MANKATO — For Scott Hieronimus and Tina Whitby, the journey to homelessness, they say, was built firmly on a foundation of bad luck.
“I went from losing my $50,000 a year job to being a temp,” Scott Hieronimus said.
He was a production specialist, someone who built testing stations for the products built at a company called Emerson.
“I lost that job when a lady accused me of looking at her inappropriately,” he said.
Around the same time, Tina lost her job at an assisted-living facility in Shakopee called Emerald Crest.
“I was at Emerald Crest for five years when I got let go,” she said.
They moved to St. Peter when Scott got a job at Alumacraft. But Scott lost that job, too.
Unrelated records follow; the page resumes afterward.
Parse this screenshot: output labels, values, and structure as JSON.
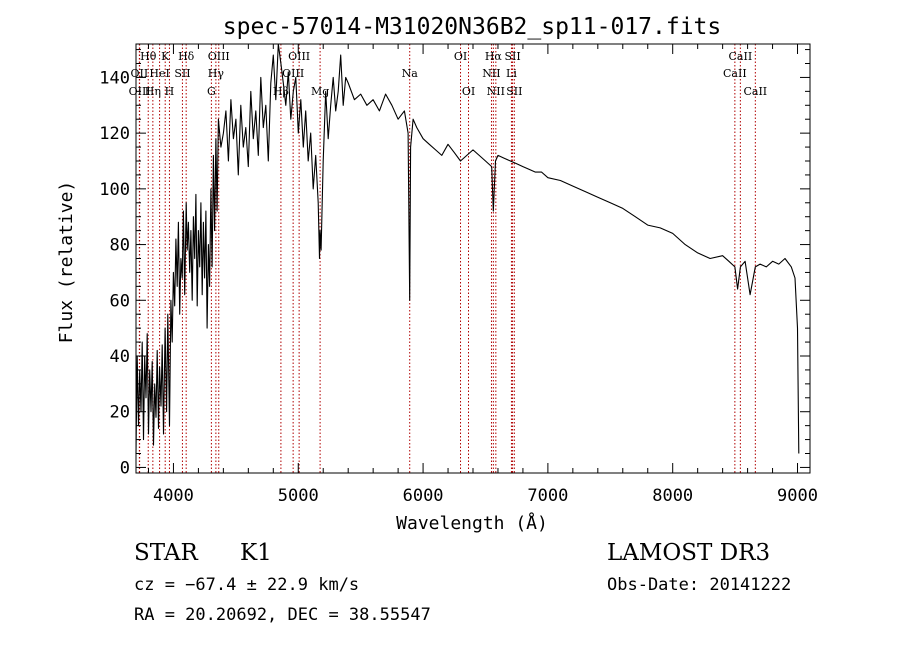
{
  "chart_data": {
    "type": "line",
    "title": "spec-57014-M31020N36B2_sp11-017.fits",
    "xlabel": "Wavelength (Å)",
    "ylabel": "Flux (relative)",
    "xlim": [
      3700,
      9100
    ],
    "ylim": [
      -2,
      152
    ],
    "x_ticks": [
      4000,
      5000,
      6000,
      7000,
      8000,
      9000
    ],
    "y_ticks": [
      0,
      20,
      40,
      60,
      80,
      100,
      120,
      140
    ],
    "grid": false,
    "series": [
      {
        "color": "#000000",
        "x": [
          3700,
          3710,
          3720,
          3730,
          3740,
          3750,
          3760,
          3770,
          3780,
          3790,
          3800,
          3810,
          3820,
          3830,
          3840,
          3850,
          3860,
          3870,
          3880,
          3889,
          3900,
          3910,
          3920,
          3933,
          3945,
          3955,
          3968,
          3980,
          3990,
          4000,
          4010,
          4020,
          4030,
          4040,
          4050,
          4060,
          4070,
          4080,
          4090,
          4102,
          4110,
          4120,
          4130,
          4140,
          4150,
          4160,
          4170,
          4180,
          4190,
          4200,
          4210,
          4220,
          4230,
          4240,
          4250,
          4260,
          4270,
          4280,
          4290,
          4300,
          4310,
          4320,
          4330,
          4340,
          4350,
          4360,
          4380,
          4400,
          4420,
          4440,
          4460,
          4480,
          4500,
          4520,
          4540,
          4560,
          4580,
          4600,
          4620,
          4640,
          4660,
          4680,
          4700,
          4720,
          4740,
          4760,
          4780,
          4800,
          4820,
          4840,
          4861,
          4880,
          4900,
          4920,
          4940,
          4960,
          4980,
          5000,
          5020,
          5040,
          5060,
          5080,
          5100,
          5120,
          5140,
          5160,
          5170,
          5175,
          5183,
          5190,
          5200,
          5220,
          5240,
          5260,
          5280,
          5300,
          5320,
          5340,
          5360,
          5380,
          5400,
          5450,
          5500,
          5550,
          5600,
          5650,
          5700,
          5750,
          5800,
          5850,
          5880,
          5893,
          5900,
          5920,
          5950,
          6000,
          6050,
          6100,
          6150,
          6200,
          6250,
          6300,
          6350,
          6400,
          6450,
          6500,
          6550,
          6563,
          6580,
          6600,
          6650,
          6700,
          6750,
          6800,
          6850,
          6900,
          6950,
          7000,
          7100,
          7200,
          7300,
          7400,
          7500,
          7600,
          7700,
          7800,
          7900,
          8000,
          8100,
          8200,
          8300,
          8400,
          8450,
          8498,
          8520,
          8542,
          8580,
          8620,
          8662,
          8700,
          8750,
          8800,
          8850,
          8900,
          8950,
          8980,
          9000,
          9010
        ],
        "y": [
          5,
          40,
          15,
          35,
          20,
          45,
          10,
          40,
          25,
          48,
          12,
          35,
          20,
          38,
          8,
          30,
          18,
          42,
          14,
          36,
          22,
          44,
          12,
          50,
          20,
          55,
          15,
          60,
          45,
          70,
          58,
          82,
          65,
          88,
          55,
          75,
          68,
          92,
          62,
          95,
          78,
          88,
          70,
          85,
          60,
          90,
          75,
          98,
          58,
          85,
          72,
          95,
          62,
          88,
          68,
          92,
          50,
          80,
          65,
          100,
          72,
          112,
          85,
          118,
          92,
          125,
          115,
          120,
          128,
          110,
          132,
          118,
          125,
          105,
          130,
          115,
          122,
          108,
          135,
          118,
          128,
          112,
          140,
          122,
          130,
          110,
          138,
          148,
          132,
          152,
          145,
          138,
          130,
          142,
          125,
          135,
          140,
          120,
          132,
          115,
          128,
          110,
          120,
          100,
          112,
          95,
          75,
          85,
          78,
          92,
          110,
          135,
          118,
          130,
          140,
          128,
          135,
          148,
          130,
          140,
          138,
          132,
          134,
          130,
          132,
          128,
          134,
          130,
          125,
          128,
          120,
          60,
          115,
          125,
          122,
          118,
          116,
          114,
          112,
          116,
          113,
          110,
          112,
          114,
          112,
          110,
          108,
          92,
          110,
          112,
          111,
          110,
          109,
          108,
          107,
          106,
          106,
          104,
          103,
          101,
          99,
          97,
          95,
          93,
          90,
          87,
          86,
          84,
          80,
          77,
          75,
          76,
          74,
          72,
          64,
          72,
          74,
          62,
          72,
          73,
          72,
          74,
          73,
          75,
          72,
          68,
          50,
          5
        ]
      }
    ],
    "lines": [
      {
        "label": "Hθ",
        "x": 3798,
        "row": 0
      },
      {
        "label": "K",
        "x": 3934,
        "row": 0
      },
      {
        "label": "Hδ",
        "x": 4102,
        "row": 0
      },
      {
        "label": "OIII",
        "x": 4363,
        "row": 0
      },
      {
        "label": "OIII",
        "x": 5007,
        "row": 0
      },
      {
        "label": "OI",
        "x": 6300,
        "row": 0
      },
      {
        "label": "Hα",
        "x": 6563,
        "row": 0
      },
      {
        "label": "SII",
        "x": 6717,
        "row": 0
      },
      {
        "label": "CaII",
        "x": 8542,
        "row": 0
      },
      {
        "label": "OII",
        "x": 3727,
        "row": 1
      },
      {
        "label": "HeI",
        "x": 3889,
        "row": 1
      },
      {
        "label": "SII",
        "x": 4072,
        "row": 1
      },
      {
        "label": "Hγ",
        "x": 4340,
        "row": 1
      },
      {
        "label": "OIII",
        "x": 4959,
        "row": 1
      },
      {
        "label": "Na",
        "x": 5893,
        "row": 1
      },
      {
        "label": "NII",
        "x": 6548,
        "row": 1
      },
      {
        "label": "Li",
        "x": 6708,
        "row": 1
      },
      {
        "label": "CaII",
        "x": 8498,
        "row": 1
      },
      {
        "label": "OIII",
        "x": 3729,
        "row": 2
      },
      {
        "label": "Hη",
        "x": 3835,
        "row": 2
      },
      {
        "label": "H",
        "x": 3968,
        "row": 2
      },
      {
        "label": "G",
        "x": 4304,
        "row": 2
      },
      {
        "label": "Hβ",
        "x": 4861,
        "row": 2
      },
      {
        "label": "Mg",
        "x": 5175,
        "row": 2
      },
      {
        "label": "OI",
        "x": 6364,
        "row": 2
      },
      {
        "label": "NII",
        "x": 6583,
        "row": 2
      },
      {
        "label": "SII",
        "x": 6731,
        "row": 2
      },
      {
        "label": "CaII",
        "x": 8662,
        "row": 2
      }
    ]
  },
  "info": {
    "class": "STAR",
    "subclass": "K1",
    "survey": "LAMOST DR3",
    "cz": "cz = −67.4 ± 22.9 km/s",
    "obs_date": "Obs-Date: 20141222",
    "coords": "RA =  20.20692, DEC =  38.55547"
  }
}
“Five or six of us got let go the same day,” he said.
Then the real struggle began. And to ward off eviction, they started selling their stuff.
First it was Tina’s 2003 Ford Windstar van. Then Scott's shotgun. (The two are avid hunters and have a series of deer with impressive racks on the walls of their residence.) Then it was Scott's 1996 Chevy Silverado pickup. Then the boat. Then the Waverunner.
“We sold it all to avoid being homeless,” Scott said.
But eventually, not even selling their possessions could save them. And in June, their St. Peter landlord threatened to evict. They tried to get help from a few area agencies, they say, but found little. So they called Theresa House to find emergency housing for them and their two kids, ages 7 and 3.
“Theresa House took us in, and that place was very wonderful to us,” Scott said.
He admits there was a little bit of swallowing some pride to take up residence in a homeless shelter.
“It wasn't the nicest thing to have to admit. I was used to making $20 an hour, then you try to live on $8 an hour? It's hard,” he said. “But it wasn't, you know, a bunch of bums like you see on TV.”